A worthy opponent in the animal kingdom
Rats are among the “most reviled animals in existence”, says James Greig in Dazed. They carry “vanishingly few positive connotations”. When someone snitches, they are a “rat”; when stifled by work, we’re caught in the “rat race”. In books like George Orwell’s 1984 and Albert Camus’ The Plague, they’re torture instruments and harbingers of disease: sly, untrustworthy and grotesque. But it’s high time the rodents had a “critical reappraisal”. Set aside your prejudice, and rats are “actually pretty cute” – certainly “no more loathsome” than squirrels or hamsters – and, despite being associated with squalor, “surprisingly clean”.

In ancient Rome, rats were associated with good fortune, while ancient Egyptians “upheld them as a symbol of wisdom”. The creatures still have divine connotations in many cultures today: the Hindu god Ganesha, for example, is often accompanied by a rat.

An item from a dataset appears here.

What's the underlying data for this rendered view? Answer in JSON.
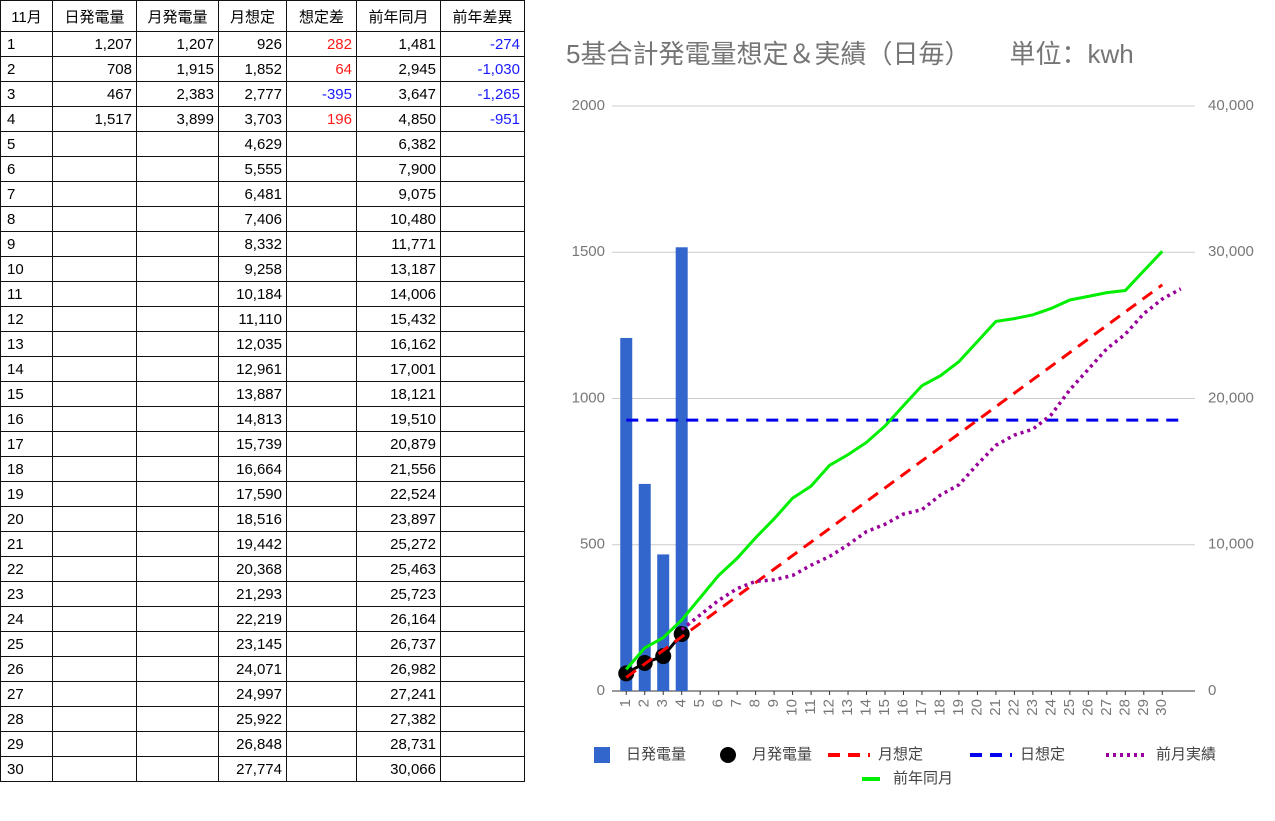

And in many ways, they are our “mirror species”. Locked in a “symbiotic relationship” with us humans, they profit from our wars, rapacious consumption and wasteful habits far more than other creatures, which have instead dwindled and disappeared. They’re one of only a handful of species that have “thrived under human domination” – perhaps our only “worthy opponent” in the animal kingdom.

Know your political opponents
“When the former Lib Dem leader Paddy Ashdown gave me a copy of his memoirs,” says Rory Stewart on The Rest is Politics, “I was disappointed to see there was no inscription in the front. But when I turned to my own name in the index, I found a specially written message: ‘I thought you’d look here first, love Paddy.'”

Coronation protocol
The choirboys at Westminster Abbey at the coronation must have been hoping they were going to be treated rather better than their predecessors at Queen Elizabeth’s crowning in 1953, says Patrick Kidd in The Times. “Their packed lunches included bottles of milk, which they were told to keep when empty in case they needed to spend a penny during the long service.”

It’ll never happen at Rye News
On 18 April, 1930, the announcer on the BBC’s 8:45pm news bulletin simply said: “There is no news.” The rest of the 15-minute broadcast was filled with piano music.